Que sem os versos de Chico
Buarque, eu não teria chegado aos versos de Vinicius de Moraes. E daí aos de
Drummond, Manoel Bandeira… Que sem Milton, eu não teria ido às Geraes. E das
Geraes chegado a Guimarães Rosa. Sem a descoberta do tropicalismo de Caetano e
Gil, talvez eu não fosse chegar aos modernistas, a Oswald de Andrade, a Mario
de Andrade, ao seu Macunaíma. Talvez não fosse apresentado a Glauber Rocha.
Certamente em vários momentos das suas vidas, todos esses citados – e muitos
outros artistas que admiro – fizeram e disseram coisas que eu não faria e das
quais discordo frontalmente. O que não me faz deixar de admirá-los.
E aqui chego ao ponto: até quando
vai durar essa maldita era da desqualificação absoluta daqueles de quem
discordamos? Eu li gente no Facebook citando a frase de Caetano Veloso em Sampa
(“Narciso acha feio o que não é espelho”) para criticá-lo pela posição contra
as biografias não autorizadas. E emendando em seguida que Caetano virou um
chato que só fala besteira (“Narciso acha feio o que não é espelho”).
O ser humano nunca teve como hoje
tanto espaço para debater e expor suas ideias. E nunca foi tão raso e
preconceituoso ao fazer isso. Eis o paradoxo do nosso tempo. Quem quer que
elogie o governo e o PT vira automaticamente de esquerda e progressista. Quem
quer que critique o governo e o PT pelo que for é de direita e reacionário. As
mesmas frases podem ser ditas em sentido inverso, trocando o PT pelo PSDB.
Dependendo do time político para
os quais torçam, tudo o que façam ou digam torna-se automaticamente perdoado
por suas respectivas torcidas. E motivo de ataque para a torcida adversária. Em
vez de debates, trocas de insultos. Imensas pedradas virtuais. Cada computador,
uma trincheira.
No fundo,
não espanta que as ruas andem infestadas de malucos insanos, quebrando
vidraças, tocando fogo em automóveis, jogando coquetéis molotov em prédios
públicos e monumentos. No fim, os black blocs talvez sejam
apenas a manifestação física daquilo que há tempos já vínhamos nos acostumando
a fazer no mundo virtual. Quantas vezes eu li aqui mesmo nos comentários feitos
neste veículo de comunicação leitores pregando que “tem
que quebrar tudo”, “tem que jogar uma bomba no Congresso” e outras coisas do
gênero?
Viramos isso. Essa horda. Se não saímos
mascarados nas ruas, ficamos escondidos em casa, atrás de pseudônimos, a usar
nossos teclados para agredir as pessoas. Postando na rede os nossos coquetéis
molotov. Quebrando dali as nossas vidraças.

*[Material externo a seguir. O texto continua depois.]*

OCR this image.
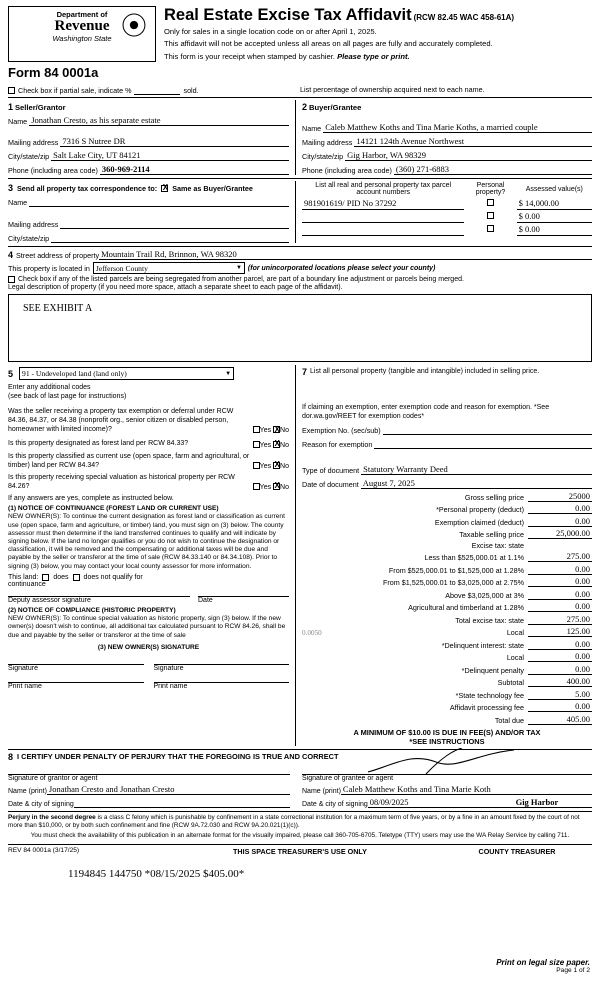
Department of
Revenue
Washington State ⦿
Form 84 0001a
Real Estate Excise Tax Affidavit (RCW 82.45 WAC 458-61A)
Only for sales in a single location code on or after April 1, 2025.
This affidavit will not be accepted unless all areas on all pages are fully and accurately completed.
This form is your receipt when stamped by cashier. Please type or print.
Check box if partial sale, indicate %
	sold.	List percentage of ownership acquired next to each name.
1 Seller/Grantor
Name Jonathan Cresto, as his separate estate
Mailing address 7316 S Nutree DR
City/state/zip Salt Lake City, UT 84121
Phone (including area code) 360-969-2114
2 Buyer/Grantee
Name Caleb Matthew Koths and Tina Marie Koths, a married couple
Mailing address 14121 124th Avenue Northwest
City/state/zip Gig Harbor, WA 98329
Phone (including area code) (360) 271-6883
3 Send all property tax correspondence to: X Same as Buyer/Grantee
Name

Mailing address

City/state/zip

List all real and personal property tax parcel account numbers	Personal property?	Assessed value(s)
981901619/ PID No 37292		$ 14,000.00
		$ 0.00
		$ 0.00
4 Street address of property Mountain Trail Rd, Brinnon, WA 98320
This property is located in Jefferson County	▼ (for unincorporated locations please select your county)
Check box if any of the listed parcels are being segregated from another parcel, are part of a boundary line adjustment or parcels being merged.
Legal description of property (if you need more space, attach a separate sheet to each page of the affidavit).
SEE EXHIBIT A
5 91 - Undeveloped land (land only)	▼
Enter any additional codes
(see back of last page for instructions)
Was the seller receiving a property tax exemption or deferral under RCW 84.36, 84.37, or 84.38 (nonprofit org., senior citizen or disabled person, homeowner with limited income)?	Yes X No
Is this property designated as forest land per RCW 84.33?	Yes X No
Is this property classified as current use (open space, farm and agricultural, or timber) land per RCW 84.34?	Yes X No
Is this property receiving special valuation as historical property per RCW 84.26?	Yes X No
If any answers are yes, complete as instructed below.
(1) NOTICE OF CONTINUANCE (FOREST LAND OR CURRENT USE)
NEW OWNER(S): To continue the current designation as forest land or classification as current use (open space, farm and agriculture, or timber) land, you must sign on (3) below. The county assessor must then determine if the land transferred continues to qualify and will indicate by signing below. If the land no longer qualifies or you do not wish to continue the designation or classification, it will be removed and the compensating or additional taxes will be due and payable by the seller or transferor at the time of sale (RCW 84.33.140 or 84.34.108). Prior to signing (3) below, you may contact your local county assessor for more information.
This land: does does not qualify for
continuance
Deputy assessor signature	Date
(2) NOTICE OF COMPLIANCE (HISTORIC PROPERTY)
NEW OWNER(S): To continue special valuation as historic property, sign (3) below. If the new owner(s) doesn't wish to continue, all additional tax calculated pursuant to RCW 84.26, shall be due and payable by the seller or transferor at the time of sale
(3) NEW OWNER(S) SIGNATURE
Signature	Signature
Print name	Print name
7 List all personal property (tangible and intangible) included in selling price.
If claiming an exemption, enter exemption code and reason for exemption. *See dor.wa.gov/REET for exemption codes*
Exemption No. (sec/sub)

Reason for exemption

Type of document Statutory Warranty Deed
Date of document August 7, 2025
Gross selling price	25000
*Personal property (deduct)	0.00
Exemption claimed (deduct)	0.00
Taxable selling price	25,000.00
Excise tax: state
Less than $525,000.01 at 1.1%	275.00
From $525,000.01 to $1,525,000 at 1.28%	0.00
From $1,525,000.01 to $3,025,000 at 2.75%	0.00
Above $3,025,000 at 3%	0.00
Agricultural and timberland at 1.28%	0.00
Total excise tax: state	275.00
0.0050	Local	125.00
*Delinquent interest: state	0.00
Local	0.00
*Delinquent penalty	0.00
Subtotal	400.00
*State technology fee	5.00
Affidavit processing fee	0.00
Total due	405.00
A MINIMUM OF $10.00 IS DUE IN FEE(S) AND/OR TAX
*SEE INSTRUCTIONS
8 I CERTIFY UNDER PENALTY OF PERJURY THAT THE FOREGOING IS TRUE AND CORRECT
Signature of grantor or agent
Name (print) Jonathan Cresto and Jonathan Cresto
Date & city of signing

Signature of grantee or agent
Name (print) Caleb Matthew Koths and Tina Marie Koth
Date & city of signing 08/09/2025	Gig Harbor
Perjury in the second degree is a class C felony which is punishable by confinement in a state correctional institution for a maximum term of five years, or by a fine in an amount fixed by the court of not more than $10,000, or by both such confinement and fine (RCW 9A.72.030 and RCW 9A.20.021(1)(c)).
You must check the availability of this publication in an alternate format for the visually impaired, please call 360-705-6705. Teletype (TTY) users may use the WA Relay Service by calling 711.
REV 84 0001a (3/17/25)	THIS SPACE TREASURER'S USE ONLY	COUNTY TREASURER
1194845 144750 *08/15/2025 $405.00*
Print on legal size paper.
Page 1 of 2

E ajudando a reproduzir um tempo em que
as nuances, os detalhes, são esquecidos na ânsia da simplificação apressada.
Tudo é branco ou preto. Vermelho ou azul. Progressista ou reacionário. Um mundo
ao qual reagimos apertando ou não um botão. “Curtindo” ou não “curtindo”.
Eu não quero cair nessa. Discordo
inteiramente deles na questão das biografias. Mas Chico, Milton, Caetano e Gil
continuarão sempre tocando no CD do meu carro. E me emocionando do mesmo jeito.